I have always felt that being on a British Council list means that you have arrived as an independent and exciting company and it is not the same as winning an Olivier award, but for an independent company it is a great thing to do. So yes. It felt wonderful. Unfortunately it felt like it just opened a wonderful door and then for me personally it opened a wonderful door, because I got offered this job. So just as there seemed to be a lovely exciting future for Pentabus, I was in a position of thinking, do I want to go?

I have in my mind that it went to Turkey too but actually I think that was another opportunity that I remember mourning over, sitting here in my office, I didn’t get to go to Turkey and I didn’t get to go Sweden, and I didn’t get to go to South Bank Show awards.
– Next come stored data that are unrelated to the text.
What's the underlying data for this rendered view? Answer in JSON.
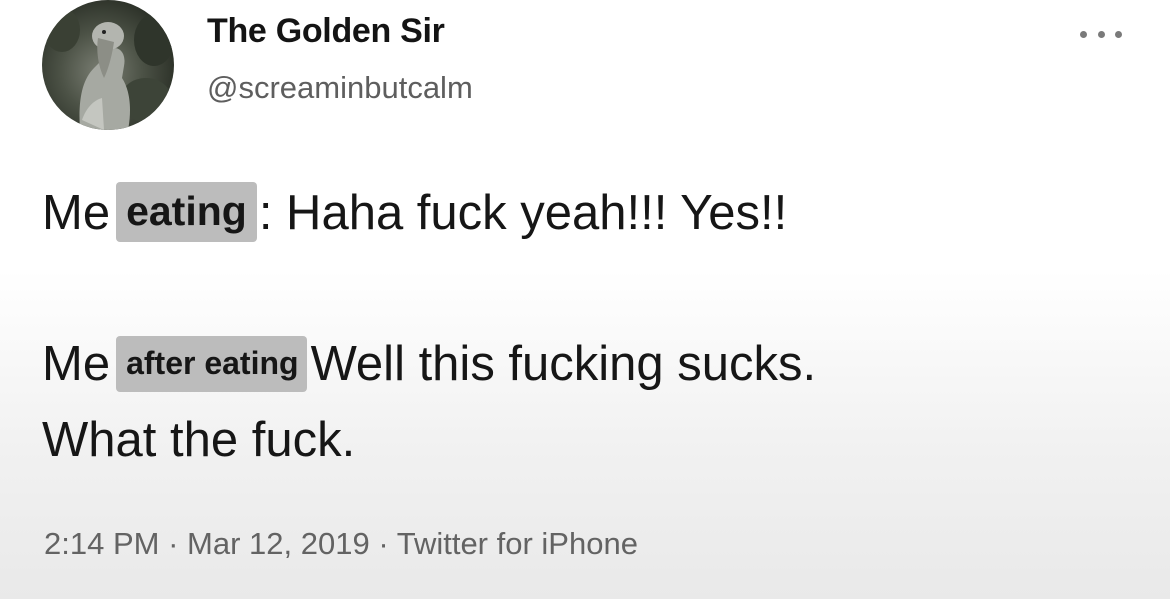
{
  "author": {
    "display_name": "The Golden Sir",
    "handle": "@screaminbutcalm",
    "avatar_icon": "shoebill-bird-avatar"
  },
  "menu": {
    "icon": "more-options-icon"
  },
  "tweet": {
    "line1_prefix": "Me",
    "line1_highlight": "eating",
    "line1_rest": ": Haha fuck yeah!!! Yes!!",
    "line2_prefix": "Me",
    "line2_highlight": "after eating",
    "line2_rest": "Well this fucking sucks.",
    "line3": "What the fuck."
  },
  "meta": {
    "time": "2:14 PM",
    "date": "Mar 12, 2019",
    "source": "Twitter for iPhone",
    "separator": "·"
  },
  "colors": {
    "highlight": "#bcbcbc",
    "text": "#161616",
    "muted": "#636363"
  }
}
I remember feeling very bitter about all three of those things in my lovely new job!

I think Turkey was a conference, I think that it was some kind of international conference but I can’t remember what, and the South Bank Show awards was the nomination that ‘White Open Spaces’ had for the Arts Council diversity award that the South Bank Show…

I remember that ‘White Open Spaces’ experience and how you could expose an audience to writers that would otherwise maybe wouldn’t attract them as an audience by packaging it up as a certain heading, and the heading for that one was: Is there apartheid in the countryside? as Trevor Phillips, the commissioner, head of commissioner for racial equality, I had heard saying that on the radio one morning – so I thought: let’s investigate it.
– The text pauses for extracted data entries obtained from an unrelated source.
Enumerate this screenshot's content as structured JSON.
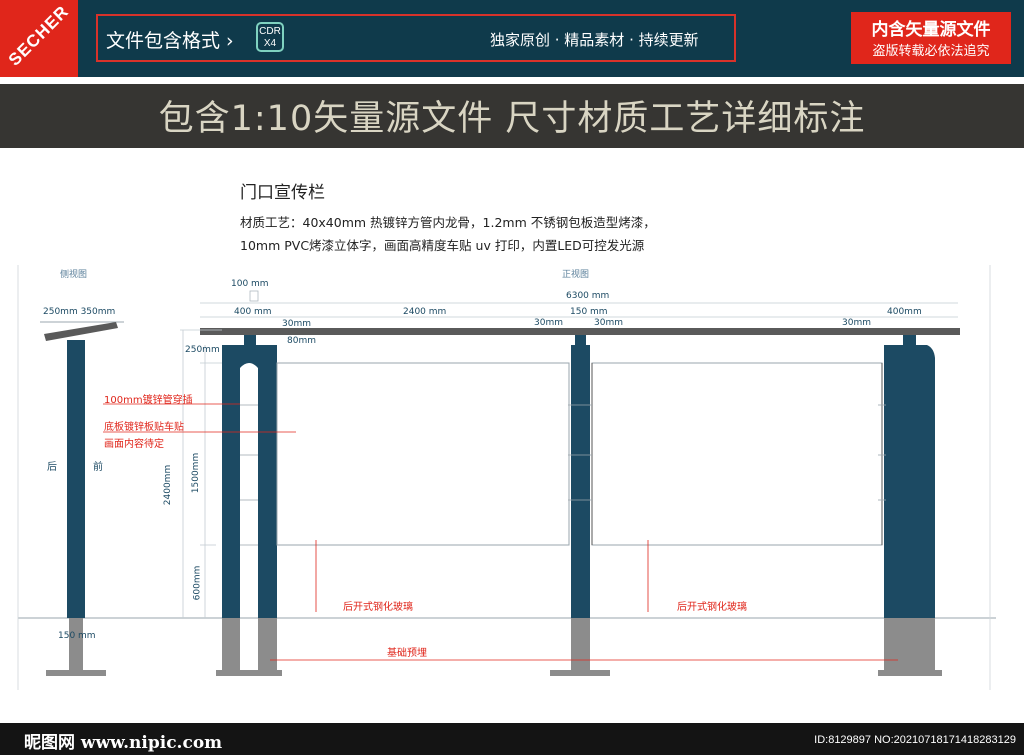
{
  "header": {
    "logo": "SECHER",
    "format_label": "文件包含格式 ›",
    "cdr_line1": "CDR",
    "cdr_line2": "X4",
    "slogan": "独家原创 · 精品素材 · 持续更新",
    "source_line1": "内含矢量源文件",
    "source_line2": "盗版转载必依法追究"
  },
  "banner": "包含1:10矢量源文件  尺寸材质工艺详细标注",
  "description": {
    "title": "门口宣传栏",
    "line1": "材质工艺：40x40mm 热镀锌方管内龙骨，1.2mm 不锈钢包板造型烤漆，",
    "line2": "10mm PVC烤漆立体字，画面高精度车贴 uv 打印，内置LED可控发光源"
  },
  "labels": {
    "side_view": "侧视图",
    "front_view": "正视图",
    "back": "后",
    "front": "前",
    "pipe_note": "100mm镀锌管穿插",
    "board_note": "底板镀锌板贴车贴",
    "content_note": "画面内容待定",
    "glass_left": "后开式钢化玻璃",
    "glass_right": "后开式钢化玻璃",
    "foundation": "基础预埋"
  },
  "dimensions": {
    "d250_350": "250mm 350mm",
    "d100": "100 mm",
    "d6300": "6300 mm",
    "d400_left": "400 mm",
    "d2400_top": "2400 mm",
    "d150": "150 mm",
    "d400_right": "400mm",
    "d30_a": "30mm",
    "d30_b": "30mm",
    "d30_c": "30mm",
    "d30_d": "30mm",
    "d80": "80mm",
    "d250": "250mm",
    "d2400_vert": "2400mm",
    "d1500": "1500mm",
    "d600": "600mm",
    "d150_bottom": "150 mm"
  },
  "footer": {
    "site": "昵图网 www.nipic.com",
    "id": "ID:8129897 NO:20210718171418283129"
  },
  "colors": {
    "header_bg": "#0f3a4b",
    "accent_red": "#e0261b",
    "banner_bg": "#363532",
    "post_blue": "#1c4a63",
    "foundation_gray": "#8c8c8c",
    "note_red": "#e0261b"
  }
}
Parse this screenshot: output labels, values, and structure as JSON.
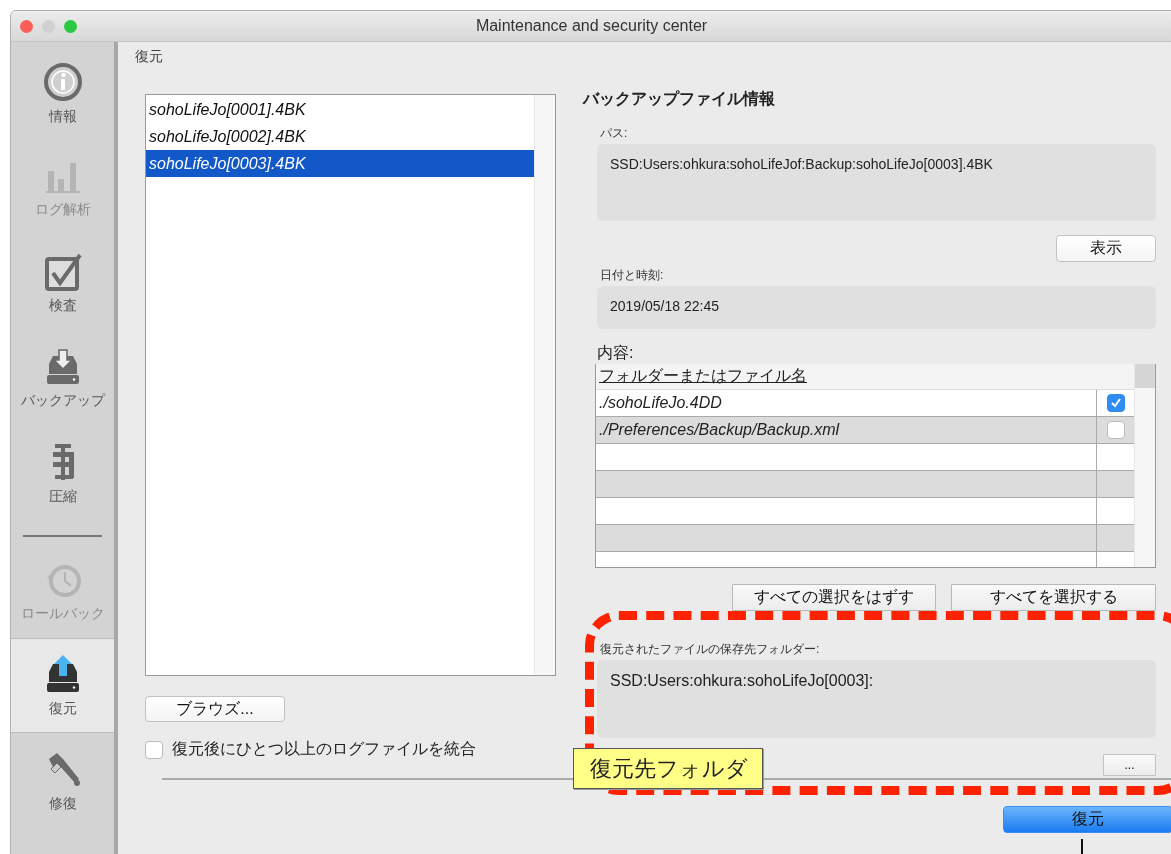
{
  "window": {
    "title": "Maintenance and security center"
  },
  "sidebar": {
    "items": [
      {
        "kind": "info",
        "label": "情報",
        "selected": false,
        "disabled": false
      },
      {
        "kind": "log",
        "label": "ログ解析",
        "selected": false,
        "disabled": true
      },
      {
        "kind": "verify",
        "label": "検査",
        "selected": false,
        "disabled": false
      },
      {
        "kind": "backup",
        "label": "バックアップ",
        "selected": false,
        "disabled": false
      },
      {
        "kind": "compact",
        "label": "圧縮",
        "selected": false,
        "disabled": false
      },
      {
        "kind": "separator"
      },
      {
        "kind": "rollback",
        "label": "ロールバック",
        "selected": false,
        "disabled": true
      },
      {
        "kind": "restore",
        "label": "復元",
        "selected": true,
        "disabled": false
      },
      {
        "kind": "repair",
        "label": "修復",
        "selected": false,
        "disabled": false
      }
    ]
  },
  "page": {
    "title": "復元"
  },
  "backup_list": {
    "items": [
      {
        "name": "sohoLifeJo[0001].4BK",
        "selected": false
      },
      {
        "name": "sohoLifeJo[0002].4BK",
        "selected": false
      },
      {
        "name": "sohoLifeJo[0003].4BK",
        "selected": true
      }
    ]
  },
  "browse_button": "ブラウズ...",
  "merge_logs": {
    "label": "復元後にひとつ以上のログファイルを統合",
    "checked": false
  },
  "info": {
    "title": "バックアップファイル情報",
    "path_label": "パス:",
    "path": "SSD:Users:ohkura:sohoLifeJof:Backup:sohoLifeJo[0003].4BK",
    "show_button": "表示",
    "date_label": "日付と時刻:",
    "date": "2019/05/18 22:45",
    "contents_label": "内容:",
    "table": {
      "columns": [
        "フォルダーまたはファイル名"
      ],
      "rows": [
        {
          "name": "./sohoLifeJo.4DD",
          "checked": true
        },
        {
          "name": "./Preferences/Backup/Backup.xml",
          "checked": false
        }
      ]
    },
    "deselect_all_button": "すべての選択をはずす",
    "select_all_button": "すべてを選択する",
    "dest_label": "復元されたファイルの保存先フォルダー:",
    "dest": "SSD:Users:ohkura:sohoLifeJo[0003]:",
    "dest_browse_button": "..."
  },
  "annotation": {
    "label": "復元先フォルダ"
  },
  "restore_button": "復元"
}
That is one of the other plays that I did at Pentabus that has really affected me which is the piece I did with Alecky Blythe – Strawberry Fields [2005], and I think we were the first company ever to commission Alecky Blythe, she told me many years after, we gave her her first real job! What a brilliant thing to be able to be a part of the trajectory of her career. How fantastic!
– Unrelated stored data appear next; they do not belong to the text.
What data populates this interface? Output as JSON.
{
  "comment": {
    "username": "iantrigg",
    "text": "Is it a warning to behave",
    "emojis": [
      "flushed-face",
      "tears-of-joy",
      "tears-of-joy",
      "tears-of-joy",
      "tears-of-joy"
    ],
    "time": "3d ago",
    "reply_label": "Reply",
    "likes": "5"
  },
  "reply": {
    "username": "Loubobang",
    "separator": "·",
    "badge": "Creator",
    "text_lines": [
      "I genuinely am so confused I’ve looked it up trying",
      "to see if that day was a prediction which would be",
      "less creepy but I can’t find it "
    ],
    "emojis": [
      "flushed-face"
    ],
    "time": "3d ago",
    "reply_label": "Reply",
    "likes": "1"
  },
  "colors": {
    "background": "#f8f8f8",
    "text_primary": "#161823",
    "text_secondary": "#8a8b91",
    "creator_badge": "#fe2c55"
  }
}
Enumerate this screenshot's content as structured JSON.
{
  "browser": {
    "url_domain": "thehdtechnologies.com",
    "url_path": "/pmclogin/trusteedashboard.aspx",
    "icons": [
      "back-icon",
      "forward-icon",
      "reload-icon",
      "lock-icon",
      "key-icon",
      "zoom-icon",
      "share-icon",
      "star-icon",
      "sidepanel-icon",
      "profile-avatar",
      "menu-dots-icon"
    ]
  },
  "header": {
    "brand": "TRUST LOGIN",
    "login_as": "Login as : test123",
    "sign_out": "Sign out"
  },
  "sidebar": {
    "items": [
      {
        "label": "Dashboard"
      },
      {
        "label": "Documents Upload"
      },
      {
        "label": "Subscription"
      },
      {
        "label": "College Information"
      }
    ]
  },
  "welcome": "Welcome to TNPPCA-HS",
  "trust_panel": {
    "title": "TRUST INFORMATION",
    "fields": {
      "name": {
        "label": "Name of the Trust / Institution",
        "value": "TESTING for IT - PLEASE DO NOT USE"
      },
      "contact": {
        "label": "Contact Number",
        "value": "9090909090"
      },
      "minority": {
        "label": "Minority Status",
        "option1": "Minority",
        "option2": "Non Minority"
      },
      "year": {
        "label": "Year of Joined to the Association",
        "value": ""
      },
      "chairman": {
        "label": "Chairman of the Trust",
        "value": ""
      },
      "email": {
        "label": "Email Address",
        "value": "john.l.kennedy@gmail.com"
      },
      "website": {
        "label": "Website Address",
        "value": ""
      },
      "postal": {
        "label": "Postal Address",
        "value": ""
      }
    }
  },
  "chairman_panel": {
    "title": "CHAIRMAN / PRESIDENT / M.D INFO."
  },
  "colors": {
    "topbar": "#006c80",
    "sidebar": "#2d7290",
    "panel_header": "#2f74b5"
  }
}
When you commissioned it you commissioned specifically as a verbatim theatre piece?

Yes, I did. I came into the office one morning and John Morton who was our development director, was ranting about this meeting that he had gone to and all this stuff that was happening in his village in Leominster and this strawberry field that had sprung up and all these Eastern European students had turned up and being terribly exploited and how the BNP had turned up at the meeting to discuss it, and he said what was wonderful was that he thought the BNP was there to spread sedition amongst these poor white people who didn’t want the Eastern Europeans there and actually they chased the BNP away! And he said at one point: ‘I shouldn’t be spending our time when we are meant to be working talking about what is happening back at home.’ And I said, ‘No, this is what we should be making work about and we are here to reflect the world that we are in!’ And we happened to be working at that time with a producer, she was managing our press and PR, actually, re-branding the company, Louise Chantal, and she said: ‘Have you heard about the piece that Alecky Blythe has been doing at The Arcola?’ And so she introduced us really and Alecky came up and sat on the bench outside the door, looking at the farmyard, entranced by it as everybody always is, and told me about the work that she did and showed me some of it, and I thought, that will be great, wouldn’t it? And so she spent a lot of time in Herefordshire in particular, interviewing the Eastern European students from the Ukraine and other places who were working on the strawberry farm; and she interviewed the manager of it and quite a lot of local people and the local press.